A month or so back Grade 2 were at Wembley arena opening for Rancid, so they’re used to punk rock legends, plus 3500 or so in the new Halls ain’t going to phase them. More than that, though, the Isle Of Wight based four piece are excellent. At one point in their set they play a cover of The Misfits’ “Where Eagles Dare” and then they do one of their own in “Tired Of It” (a co-write with Tim Armstrong – which probably answers how they got on Rancid’s radar) their sound is closer to Operation Ivy than the former, though, and there’s a real skill in their melodies. This is authentic, working class punk rock, as “Brassic” proves, and Grade 2 – as they underline again with the title track of their new album – “Graveyard Island” are a band to watch. After years of hard slog, things are looking up for the Isle Of Wight’s finest. It could be quite a Ryde (sorry!)
There’s always a moment in Bob Vylan gigs where you can feel the tension. Here there’s two. First the frontman (both of them are called Bobbie Vylan) reckons that “we at Bob Vylan Enterprises believe the only good pig is a dead pig” before they play “Pulled Pork” then before “England’s Ending” he says this: “the Sex Pistols sang ‘God Save The Queen’ we say ‘kill the king and arrest his paedophile brother”. He’d said something similar when they played with The Offspring 18 months back.
Still think music can’t shock? No one told these two.
I believe that BV are one of the most vital bands in Britain. No one uses words like them, no one tells the stories they do, and yes, no one works with such a threat of violence.
There’s various points in the set, notably the brilliant “I Heard You Want Your Country Back” and “Pretty Songs” where they attack racism with such laser-guided hate its scary, the singer waves round a cricket bat in “C.S.G.B” and they’ve got the best song released in years in “Take That”.
“The Delicate Nature” sees Bob the singer, climb onto the tiered seats to make his exit, he walks past where I’m sat. He’s big, imposing and yet confident.
He knows too, that for every new fan here, he’s made an enemy, and that’s fine. Because either way, they’ve got a reaction. Bob Vylan are stunning. Simple as that.
Billy Idol is about two thirds of the way through “My Way” – which acts as the main set closer here – and I happen to notice a woman, I’ll be kind and say she’s maybe late 50s, come back to her seat at the end of the row I’m on. He’s doing the bit about “I shot it up, or kicked it out” and she sits down by what I assume is her husband and snarls the words.

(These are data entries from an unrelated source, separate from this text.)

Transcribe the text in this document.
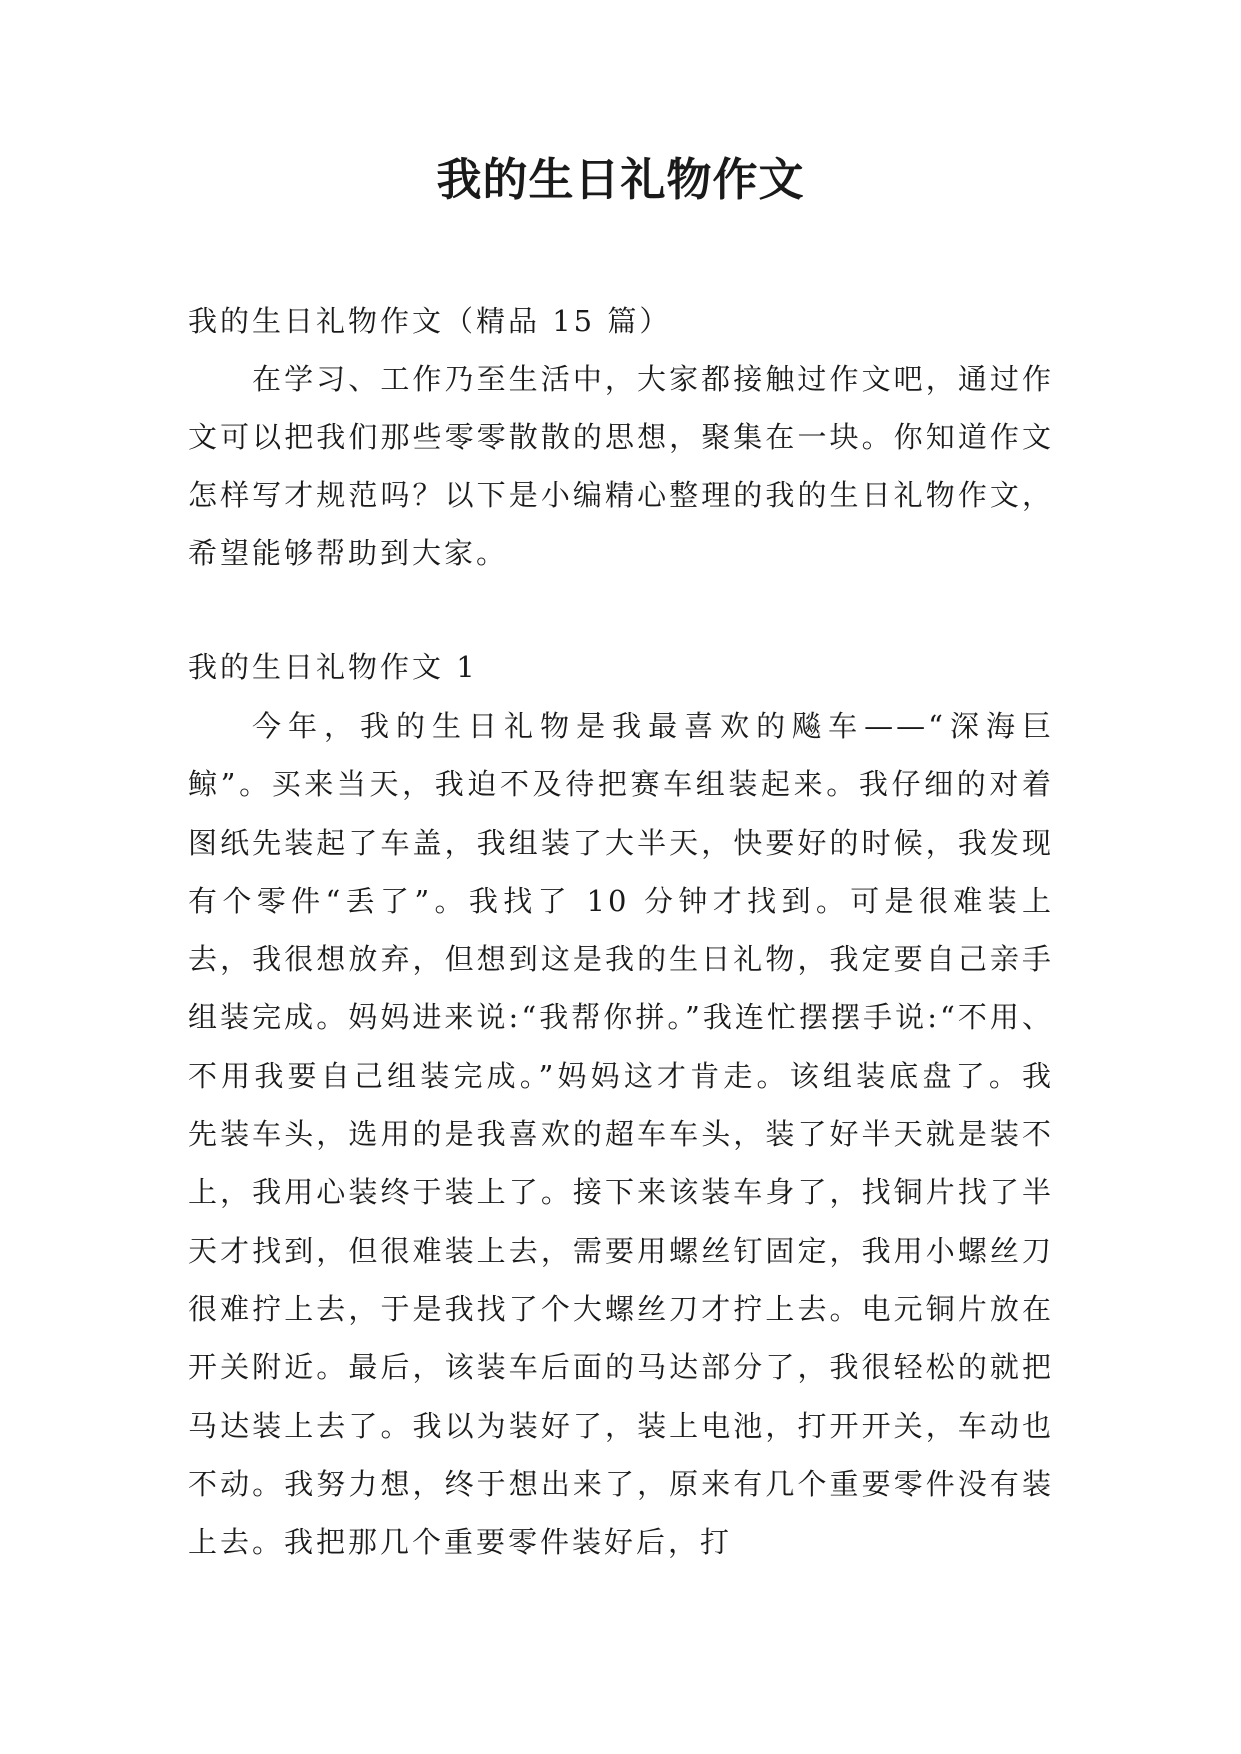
我的生日礼物作文

我的生日礼物作文（精品 15 篇）

在学习、工作乃至生活中，大家都接触过作文吧，通过作文可以把我们那些零零散散的思想，聚集在一块。你知道作文怎样写才规范吗？以下是小编精心整理的我的生日礼物作文，希望能够帮助到大家。

我的生日礼物作文 1

今年，我的生日礼物是我最喜欢的飚车——“深海巨鲸”。买来当天，我迫不及待把赛车组装起来。我仔细的对着图纸先装起了车盖，我组装了大半天，快要好的时候，我发现有个零件“丢了”。我找了 10 分钟才找到。可是很难装上去，我很想放弃，但想到这是我的生日礼物，我定要自己亲手组装完成。妈妈进来说:“我帮你拼。”我连忙摆摆手说:“不用、不用我要自己组装完成。”妈妈这才肯走。该组装底盘了。我先装车头，选用的是我喜欢的超车车头，装了好半天就是装不上，我用心装终于装上了。接下来该装车身了，找铜片找了半天才找到，但很难装上去，需要用螺丝钉固定，我用小螺丝刀很难拧上去，于是我找了个大螺丝刀才拧上去。电元铜片放在开关附近。最后，该装车后面的马达部分了，我很轻松的就把马达装上去了。我以为装好了，装上电池，打开开关，车动也不动。我努力想，终于想出来了，原来有几个重要零件没有装上去。我把那几个重要零件装好后，打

Just for an hour and a quarter, she’s the sneering punk rocker she used to be, and deep down still is. She – and everyone else like her – is why Generation Sex matters.
So it is that Billy Idol, Tony James, Steve Jones and Paul Cook arrive on stage, Interestingly with nothing approaching fanfare, with “Pretty Vacant”, but those first two men named above, and the first part of their name are just as important as the “Pistols” missing word.

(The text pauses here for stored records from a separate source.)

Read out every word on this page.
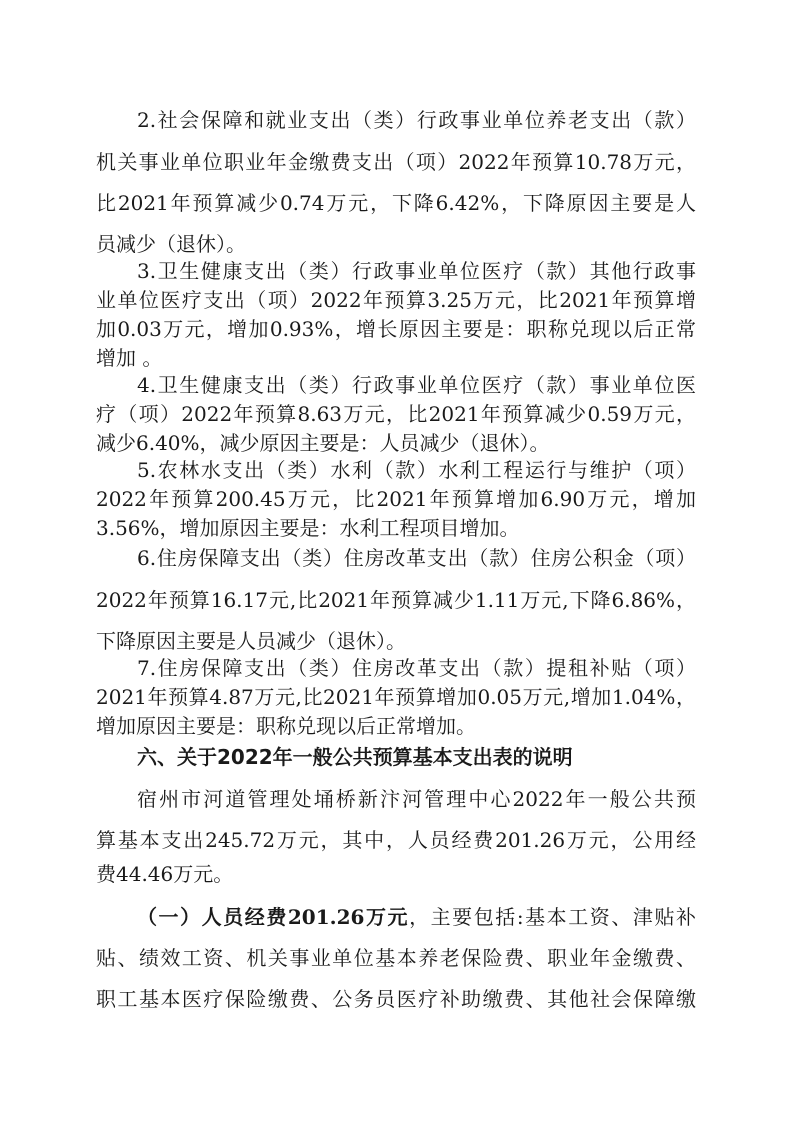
2.社会保障和就业支出（类）行政事业单位养老支出（款）
机关事业单位职业年金缴费支出（项）2022年预算10.78万元，
比2021年预算减少0.74万元，下降6.42%，下降原因主要是人
员减少（退休）。
3.卫生健康支出（类）行政事业单位医疗（款）其他行政事
业单位医疗支出（项）2022年预算3.25万元，比2021年预算增
加0.03万元，增加0.93%，增长原因主要是：职称兑现以后正常
增加 。
4.卫生健康支出（类）行政事业单位医疗（款）事业单位医
疗（项）2022年预算8.63万元，比2021年预算减少0.59万元，
减少6.40%，减少原因主要是：人员减少（退休）。
5.农林水支出（类）水利（款）水利工程运行与维护（项）
2022年预算200.45万元，比2021年预算增加6.90万元，增加
3.56%，增加原因主要是：水利工程项目增加。
6.住房保障支出（类）住房改革支出（款）住房公积金（项）
2022年预算16.17元,比2021年预算减少1.11万元,下降6.86%，
下降原因主要是人员减少（退休）。
7.住房保障支出（类）住房改革支出（款）提租补贴（项）
2021年预算4.87万元,比2021年预算增加0.05万元,增加1.04%，
增加原因主要是：职称兑现以后正常增加。
六、关于2022年一般公共预算基本支出表的说明
宿州市河道管理处埇桥新汴河管理中心2022年一般公共预
算基本支出245.72万元，其中，人员经费201.26万元，公用经
费44.46万元。
（一）人员经费201.26万元，主要包括:基本工资、津贴补
贴、绩效工资、机关事业单位基本养老保险费、职业年金缴费、
职工基本医疗保险缴费、公务员医疗补助缴费、其他社会保障缴
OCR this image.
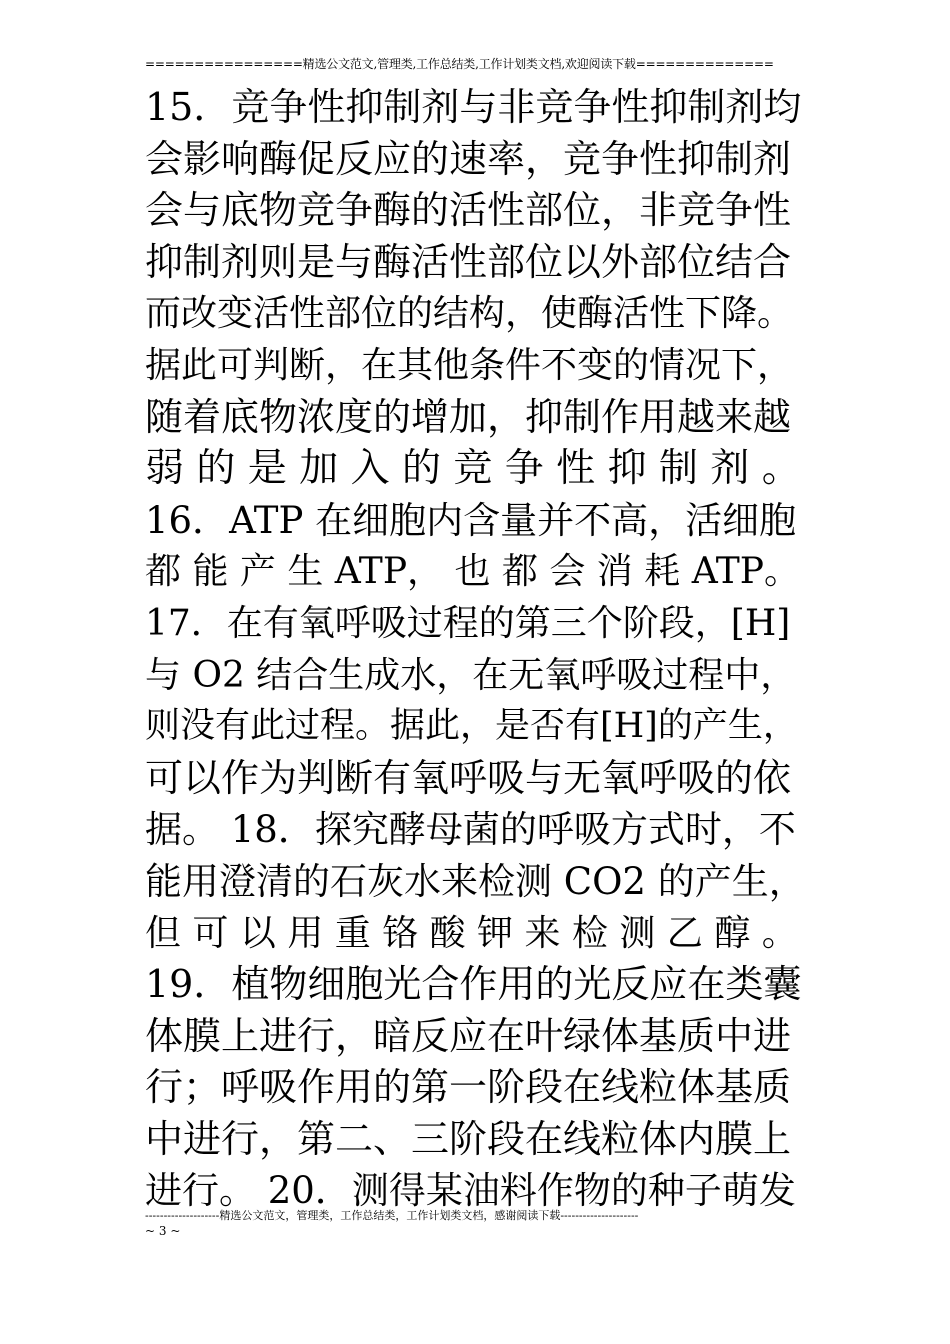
================精选公文范文,管理类,工作总结类,工作计划类文档,欢迎阅读下载==============
15．竞争性抑制剂与非竞争性抑制剂均
会影响酶促反应的速率，竞争性抑制剂
会与底物竞争酶的活性部位，非竞争性
抑制剂则是与酶活性部位以外部位结合
而改变活性部位的结构，使酶活性下降。
据此可判断，在其他条件不变的情况下，
随着底物浓度的增加，抑制作用越来越
弱 的 是 加 入 的 竞 争 性 抑 制 剂 。
16．ATP 在细胞内含量并不高，活细胞
都 能 产 生 ATP， 也 都 会 消 耗 ATP。
17．在有氧呼吸过程的第三个阶段，[H]
与 O2 结合生成水，在无氧呼吸过程中，
则没有此过程。据此，是否有[H]的产生，
可以作为判断有氧呼吸与无氧呼吸的依
据。 18．探究酵母菌的呼吸方式时，不
能用澄清的石灰水来检测 CO2 的产生，
但 可 以 用 重 铬 酸 钾 来 检 测 乙 醇 。
19．植物细胞光合作用的光反应在类囊
体膜上进行，暗反应在叶绿体基质中进
行；呼吸作用的第一阶段在线粒体基质
中进行，第二、三阶段在线粒体内膜上
进行。 20．测得某油料作物的种子萌发
--------------------精选公文范文，管理类，工作总结类，工作计划类文档，感谢阅读下载---------------------
~ 3 ~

This is an equal split between Generation X and the other mob, and “Wild Youth” “Kiss Me Deadly” (“we never had much chance to play these songs” reckons Idol) and “Dancing With Myself” – which Idol had included in last years set when he toured solo – are magnificent.
But there are those of us in the crowd (and it has to be said there’s a good minority) who didn’t get chance to see any punk first time around, and for whom the likes of “Bodies”, “Black Leather”, “Silly Thing” and “God Save The Queen” have been staples throughout the decades growing up. Seeing them here, you can only imagine the excitement back then.
The band, though, are great. For all of Jones’ protests that when he plays lead he doesn’t know what he’s doing, the riffs keep coming. Cook is having fun, James behind his dark glasses looks cool, and then there’s Idol. He’s one of the great frontmen and he does it with ease here.
After the aforementioned “….Way” comes an encore of a vicious (pun unintended) “Problems”, “(I’m Not Your) Stepping Stone” and the “Great Rock N Roll Swindle”.
That chorus: “The greatest rock’n’roll swindle/The time is right to do it now” hangs heavy in the air, and it could have been that. It isn’t, nowhere near.
And OK, they aren’t “the future, your future” anymore. Even they know that, but this is far from a swindle, rock n roll or otherwise.
No one feels cheated, but they did have fun, and that’s all this was for.